1. A liquid crystal display device comprising:

a liquid crystal display portion in which a first substrate with transparent pixel electrodes and a second substrate with transparent counter pixel electrodes are overlapped with each other so that said both electrodes are arranged in an opposed manner and liquid crystals are sealed in pixel regions between said first substrate and second substrate;

a circuit board portion in which, on the surface of a hard substrate with electrical conductive lines connected to the transparent pixel electrodes of said liquid crystal display portion, an integrated circuit chip to control conduction of said electrical conductive line is mounted;

and a first flexible connecting means which unites either first or second substrate of said liquid crystal display portion and the hard substrate of said circuit board portion into one substrate, covers a region of said circuit board portion including an electrical conductive line installing region other than an integrated circuit chip mounting part, and is loaded with electric components electrically connected to said integrated circuit chip.

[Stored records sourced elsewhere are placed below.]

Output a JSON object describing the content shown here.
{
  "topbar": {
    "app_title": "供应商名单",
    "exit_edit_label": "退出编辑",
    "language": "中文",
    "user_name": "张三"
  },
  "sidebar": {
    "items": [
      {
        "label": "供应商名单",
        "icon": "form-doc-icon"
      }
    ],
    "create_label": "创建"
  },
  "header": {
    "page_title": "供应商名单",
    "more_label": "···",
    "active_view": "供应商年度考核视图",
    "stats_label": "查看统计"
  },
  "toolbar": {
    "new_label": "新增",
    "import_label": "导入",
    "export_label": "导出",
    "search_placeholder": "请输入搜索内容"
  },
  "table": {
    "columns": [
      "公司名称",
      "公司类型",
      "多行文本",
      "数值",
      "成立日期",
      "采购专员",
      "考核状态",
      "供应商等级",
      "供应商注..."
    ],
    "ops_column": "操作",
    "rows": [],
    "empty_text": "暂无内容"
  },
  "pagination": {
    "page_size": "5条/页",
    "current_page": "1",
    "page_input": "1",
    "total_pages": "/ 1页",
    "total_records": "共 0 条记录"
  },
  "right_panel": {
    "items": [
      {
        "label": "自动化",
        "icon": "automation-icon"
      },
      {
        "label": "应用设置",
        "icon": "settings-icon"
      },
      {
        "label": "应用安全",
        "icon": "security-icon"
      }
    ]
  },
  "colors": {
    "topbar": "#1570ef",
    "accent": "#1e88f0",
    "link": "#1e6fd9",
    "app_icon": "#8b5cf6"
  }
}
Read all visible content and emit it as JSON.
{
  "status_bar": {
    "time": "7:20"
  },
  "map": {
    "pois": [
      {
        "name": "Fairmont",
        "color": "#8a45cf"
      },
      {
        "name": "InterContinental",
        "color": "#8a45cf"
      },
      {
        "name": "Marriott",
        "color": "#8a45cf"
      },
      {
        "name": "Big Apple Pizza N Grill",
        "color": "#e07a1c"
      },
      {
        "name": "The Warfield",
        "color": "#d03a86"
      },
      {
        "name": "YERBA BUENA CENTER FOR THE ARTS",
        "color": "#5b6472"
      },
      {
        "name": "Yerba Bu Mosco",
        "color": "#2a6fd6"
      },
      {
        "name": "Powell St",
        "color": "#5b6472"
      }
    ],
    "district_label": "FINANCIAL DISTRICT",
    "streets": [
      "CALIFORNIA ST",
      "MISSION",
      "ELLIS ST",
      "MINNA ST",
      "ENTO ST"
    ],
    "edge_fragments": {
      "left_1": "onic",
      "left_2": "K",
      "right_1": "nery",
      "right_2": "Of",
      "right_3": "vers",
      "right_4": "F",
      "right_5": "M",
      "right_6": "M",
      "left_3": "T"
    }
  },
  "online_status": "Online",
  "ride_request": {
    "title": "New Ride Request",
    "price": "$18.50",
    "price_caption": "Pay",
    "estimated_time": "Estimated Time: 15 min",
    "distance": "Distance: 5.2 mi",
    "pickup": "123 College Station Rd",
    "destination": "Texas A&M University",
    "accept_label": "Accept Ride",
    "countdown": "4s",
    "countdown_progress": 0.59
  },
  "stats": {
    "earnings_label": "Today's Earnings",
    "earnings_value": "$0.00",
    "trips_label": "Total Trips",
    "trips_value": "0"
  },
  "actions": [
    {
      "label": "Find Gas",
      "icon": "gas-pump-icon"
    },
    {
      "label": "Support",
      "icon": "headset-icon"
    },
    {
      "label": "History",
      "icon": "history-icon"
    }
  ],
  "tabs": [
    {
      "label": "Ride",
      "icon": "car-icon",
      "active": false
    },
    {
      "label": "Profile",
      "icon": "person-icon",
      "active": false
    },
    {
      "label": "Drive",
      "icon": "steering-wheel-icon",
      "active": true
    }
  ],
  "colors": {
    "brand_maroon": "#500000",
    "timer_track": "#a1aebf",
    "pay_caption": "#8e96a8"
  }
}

2. The liquid crystal display device according to claim 1, wherein

said liquid crystal display portion and said circuit substrate portion are separate, and the transparent pixel electrodes of said liquid crystal display portion and the electrical conductive lines of said circuit substrate portion are electrically connected via a second soft connecting means.

3. The liquid crystal display device according to claim 1 or 2, wherein the first substrate and the second substrate of said liquid crystal display portion, and the hard substrate of said circuit substrate portion are transparent substrates.

4. The liquid crystal display device according to claim 3, wherein the transparent substrates are glass substrates.

5. The liquid crystal display device according to claim 4, wherein the glass substrates are the same kind of glass and the same thickness.